Mirror/zeek
1
0
Fork 0
mirror of https://github.com/zeek/zeek.git synced 2025-10-02 06:38:20 +00:00
Code Issues Projects Releases Packages Wiki Activity Actions 1
zeek/doc/customizations.rst
Tim Wojtulewicz ded98cd373 Copy docs into Zeek repo directly 
This is based on commit 2731def9159247e6da8a3191783c89683363689c from the
zeek-docs repo.
2025-09-26 02:58:29 +00:00

318 lines
11 KiB
ReStructuredText
Raw Permalink Blame History

.. _popular-customizations:
======================
Popular Customizations
======================
This page outlines customizations and additions that are popular
among Zeek users.
.. note::
This page lists externally-maintained Zeek packages. The Zeek team does not
provide support or maintenance for these packages. If you find bugs or have
feature requests, please reach out to the respective package maintainers directly.

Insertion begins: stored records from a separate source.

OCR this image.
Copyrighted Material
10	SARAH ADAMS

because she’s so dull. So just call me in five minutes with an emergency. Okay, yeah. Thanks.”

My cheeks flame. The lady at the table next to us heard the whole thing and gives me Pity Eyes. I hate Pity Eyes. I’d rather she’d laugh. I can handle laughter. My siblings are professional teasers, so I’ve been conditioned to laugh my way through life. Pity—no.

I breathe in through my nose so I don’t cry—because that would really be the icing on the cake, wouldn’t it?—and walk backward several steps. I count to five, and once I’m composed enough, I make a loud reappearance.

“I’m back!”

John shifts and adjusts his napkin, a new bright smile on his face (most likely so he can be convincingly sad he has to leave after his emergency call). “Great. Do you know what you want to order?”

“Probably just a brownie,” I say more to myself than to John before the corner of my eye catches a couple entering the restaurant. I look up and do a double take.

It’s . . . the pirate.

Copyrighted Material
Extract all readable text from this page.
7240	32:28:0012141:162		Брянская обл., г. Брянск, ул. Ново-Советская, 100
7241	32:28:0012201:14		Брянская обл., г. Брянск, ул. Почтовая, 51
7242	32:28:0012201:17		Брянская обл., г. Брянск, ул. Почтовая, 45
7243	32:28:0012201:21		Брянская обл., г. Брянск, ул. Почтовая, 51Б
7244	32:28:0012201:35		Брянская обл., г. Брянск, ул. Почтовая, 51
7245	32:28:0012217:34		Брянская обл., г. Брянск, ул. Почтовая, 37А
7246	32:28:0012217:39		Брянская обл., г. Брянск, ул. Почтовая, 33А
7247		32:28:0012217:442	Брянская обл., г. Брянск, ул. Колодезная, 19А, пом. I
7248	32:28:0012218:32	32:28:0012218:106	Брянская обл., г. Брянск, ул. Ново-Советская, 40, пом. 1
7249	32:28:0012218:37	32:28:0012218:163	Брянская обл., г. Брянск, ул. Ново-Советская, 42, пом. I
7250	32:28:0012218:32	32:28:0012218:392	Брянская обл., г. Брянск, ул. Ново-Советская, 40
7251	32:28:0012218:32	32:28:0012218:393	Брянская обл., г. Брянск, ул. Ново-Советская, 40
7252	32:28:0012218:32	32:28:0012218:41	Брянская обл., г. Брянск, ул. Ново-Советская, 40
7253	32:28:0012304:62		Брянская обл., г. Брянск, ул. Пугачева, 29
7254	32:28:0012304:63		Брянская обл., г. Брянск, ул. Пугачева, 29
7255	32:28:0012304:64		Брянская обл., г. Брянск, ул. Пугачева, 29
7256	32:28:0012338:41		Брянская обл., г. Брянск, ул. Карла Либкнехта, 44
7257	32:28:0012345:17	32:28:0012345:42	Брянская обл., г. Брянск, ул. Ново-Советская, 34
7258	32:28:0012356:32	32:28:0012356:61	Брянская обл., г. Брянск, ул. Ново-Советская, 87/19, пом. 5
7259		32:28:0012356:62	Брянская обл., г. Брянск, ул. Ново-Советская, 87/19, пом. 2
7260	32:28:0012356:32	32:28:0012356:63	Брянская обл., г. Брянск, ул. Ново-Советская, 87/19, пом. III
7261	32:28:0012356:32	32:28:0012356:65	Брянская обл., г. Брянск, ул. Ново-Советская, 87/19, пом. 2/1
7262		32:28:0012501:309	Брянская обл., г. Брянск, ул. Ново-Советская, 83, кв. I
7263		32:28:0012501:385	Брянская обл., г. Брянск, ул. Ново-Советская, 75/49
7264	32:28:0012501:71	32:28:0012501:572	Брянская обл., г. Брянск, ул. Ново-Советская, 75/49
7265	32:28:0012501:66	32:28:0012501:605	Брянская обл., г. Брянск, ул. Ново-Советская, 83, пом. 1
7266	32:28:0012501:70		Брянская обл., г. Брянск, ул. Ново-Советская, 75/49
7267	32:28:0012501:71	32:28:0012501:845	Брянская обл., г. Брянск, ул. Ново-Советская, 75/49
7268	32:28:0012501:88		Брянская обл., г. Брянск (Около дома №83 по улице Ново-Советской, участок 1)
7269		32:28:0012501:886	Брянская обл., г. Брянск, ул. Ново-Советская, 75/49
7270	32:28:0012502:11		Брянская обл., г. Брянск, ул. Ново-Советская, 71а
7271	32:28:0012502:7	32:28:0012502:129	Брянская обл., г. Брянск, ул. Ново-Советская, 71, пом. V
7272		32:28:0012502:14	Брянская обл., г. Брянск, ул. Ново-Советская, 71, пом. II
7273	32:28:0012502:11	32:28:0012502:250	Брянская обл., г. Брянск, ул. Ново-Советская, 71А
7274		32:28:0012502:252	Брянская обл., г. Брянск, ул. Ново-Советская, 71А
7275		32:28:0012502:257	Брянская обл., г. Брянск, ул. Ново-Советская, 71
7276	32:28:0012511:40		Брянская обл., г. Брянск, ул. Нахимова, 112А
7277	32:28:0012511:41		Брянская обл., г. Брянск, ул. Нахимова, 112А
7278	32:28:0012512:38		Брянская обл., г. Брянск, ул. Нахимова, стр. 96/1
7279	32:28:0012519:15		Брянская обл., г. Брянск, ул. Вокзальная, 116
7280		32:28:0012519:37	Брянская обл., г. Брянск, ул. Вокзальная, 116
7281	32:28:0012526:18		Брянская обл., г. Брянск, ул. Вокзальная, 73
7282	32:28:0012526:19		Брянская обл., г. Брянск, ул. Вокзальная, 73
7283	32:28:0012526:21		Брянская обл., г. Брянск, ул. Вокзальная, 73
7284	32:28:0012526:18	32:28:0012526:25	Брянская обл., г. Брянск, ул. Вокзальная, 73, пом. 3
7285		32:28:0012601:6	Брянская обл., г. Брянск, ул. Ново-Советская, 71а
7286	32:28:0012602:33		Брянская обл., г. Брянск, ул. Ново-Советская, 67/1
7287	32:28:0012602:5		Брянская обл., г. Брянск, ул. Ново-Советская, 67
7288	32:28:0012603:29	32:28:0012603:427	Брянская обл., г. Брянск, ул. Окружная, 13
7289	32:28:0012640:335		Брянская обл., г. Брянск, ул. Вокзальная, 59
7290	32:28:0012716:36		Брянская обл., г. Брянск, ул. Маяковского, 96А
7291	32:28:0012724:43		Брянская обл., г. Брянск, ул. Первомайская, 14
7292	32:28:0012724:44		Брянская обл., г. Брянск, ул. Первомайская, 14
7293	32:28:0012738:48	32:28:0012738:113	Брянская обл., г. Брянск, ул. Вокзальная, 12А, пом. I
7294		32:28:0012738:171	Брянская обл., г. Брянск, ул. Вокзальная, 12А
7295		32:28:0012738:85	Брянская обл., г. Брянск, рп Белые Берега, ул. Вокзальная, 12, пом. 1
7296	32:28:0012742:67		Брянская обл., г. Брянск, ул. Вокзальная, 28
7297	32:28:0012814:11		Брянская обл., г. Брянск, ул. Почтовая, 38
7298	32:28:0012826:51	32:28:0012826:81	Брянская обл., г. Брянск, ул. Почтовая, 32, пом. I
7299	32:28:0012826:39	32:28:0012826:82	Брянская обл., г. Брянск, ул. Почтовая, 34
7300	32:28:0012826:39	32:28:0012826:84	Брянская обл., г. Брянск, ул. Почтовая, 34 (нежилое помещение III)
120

You may also post in the :slacklink:`Zeek Slack <>` #packages
channel or :discourselink:`forum <>` to get help from the broader
Zeek community.
Log Enrichment
==============
Community ID
------------
.. versionadded:: 6.0
Zeek includes native `Community ID Flow Hashing`_ support. This functionality
has previously been provided through the `zeek-community-id`_ package.
.. note::
At this point, the external `zeek-community-id`_ package is still
available to support Zeek deployments running older versions. However,
the scripts provided by the package cause conflicts with those provided in
Zeek 6.0 - do not load both.
Loading the
:doc:`/scripts/policy/protocols/conn/community-id-logging.zeek`
and
:doc:`/scripts/policy/frameworks/notice/community-id.zeek`
scripts adds an additional ``community_id`` field to the
:zeek:see:`Conn::Info` and :zeek:see:`Notice::Info` record.
.. code-block:: console
$ zeek -r ./traces/get.trace protocols/conn/community-id-logging LogAscii::use_json=T
$ jq < conn.log
{
"ts": 1362692526.869344,
"uid": "CoqLmg1Ds5TE61szq1",
"id.orig_h": "141.142.228.5",
"id.orig_p": 59856,
"id.resp_h": "192.150.187.43",
"id.resp_p": 80,
"proto": "tcp",
...
"community_id": "1:yvyB8h+3dnggTZW0UEITWCst97w="
}
The Community ID Flow Hash of a :zeek:see:`conn_id` instance can be computed
with the :zeek:see:`community_id_v1` builtin function directly on the command-line
or used in custom scripts.
.. code-block:: console
$ zeek -e 'print community_id_v1([$orig_h=141.142.228.5, $orig_p=59856/tcp, $resp_h=192.150.187.43, $resp_p=80/tcp])'
1:yvyB8h+3dnggTZW0UEITWCst97w=
.. _Community ID Flow Hashing: https://github.com/corelight/community-id-spec
.. _zeek-community-id: https://github.com/corelight/zeek-community-id/>`_
.. _geolocation:
Address geolocation and AS lookups
----------------------------------
.. _libmaxminddb: https://github.com/maxmind/libmaxminddb
Zeek supports IP address geolocation as well as AS (autonomous system)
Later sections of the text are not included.